2023-10-09 09:13:38 - INFO - Input contains 80101 features, now perform filtering with 'min_log_fc = 0.25' and 'min_pct = 0.05' ...
2023-10-09 09:13:49 - INFO - Testing 18102 features ...
100%|█████████████████████████████████████████████████████████████████████████████████████████████████████████████████████████████████████████| 18102/18102 [02:43<00:00, 110.74it/s]

[17]:

diff_peaks = diff_peaks.filter(pl.col('adjusted p-value') < 0.01)
diff_peaks.head()

[17]:

shape: (5, 4)

feature name	log2(fold_change)	p-value	adjusted p-value
str	f64	f64	f64
"chr14:10581789…	5.764083	7.5437e-61	1.3656e-56
"chr11:95715787…	4.770199	3.8932e-54	3.5237e-50
"chr16:17301605…	3.580612	7.4821e-46	3.4825e-42
"chr9:37409024-…	3.453806	7.6952e-46	3.4825e-42
"chr11:60455435…	3.39517	6.2943e-44	2.2788e-40

[18]:

snap.pl.regions(
    peak_mat,
    groupby='cell_type',
    peaks={ group2: diff_peaks['feature name'].to_numpy() },
    interactive=False,
)

[18]:

It’s important to note that we compared memory B cells with all other cell types.
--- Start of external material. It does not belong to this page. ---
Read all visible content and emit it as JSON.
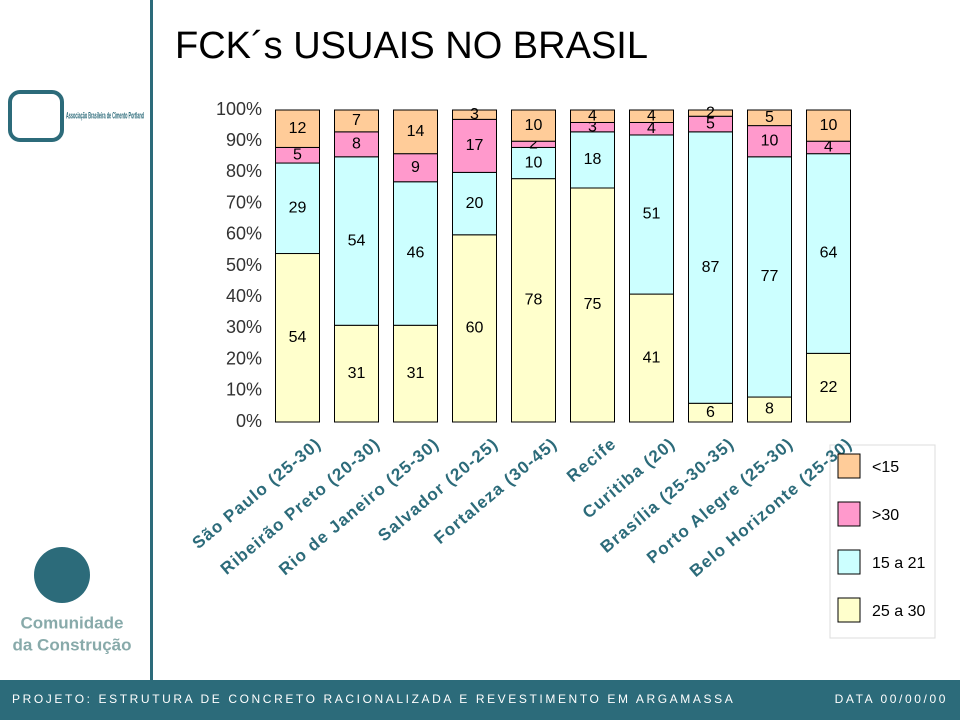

Thus, it’s not necessary to distinguish the differences between memory B and naive B cells specifically. As depicted in the plot, peaks specific to both naive and memory B cells were identified in this analysis. Therefore, designing a robust background control is crucial for differential analysis.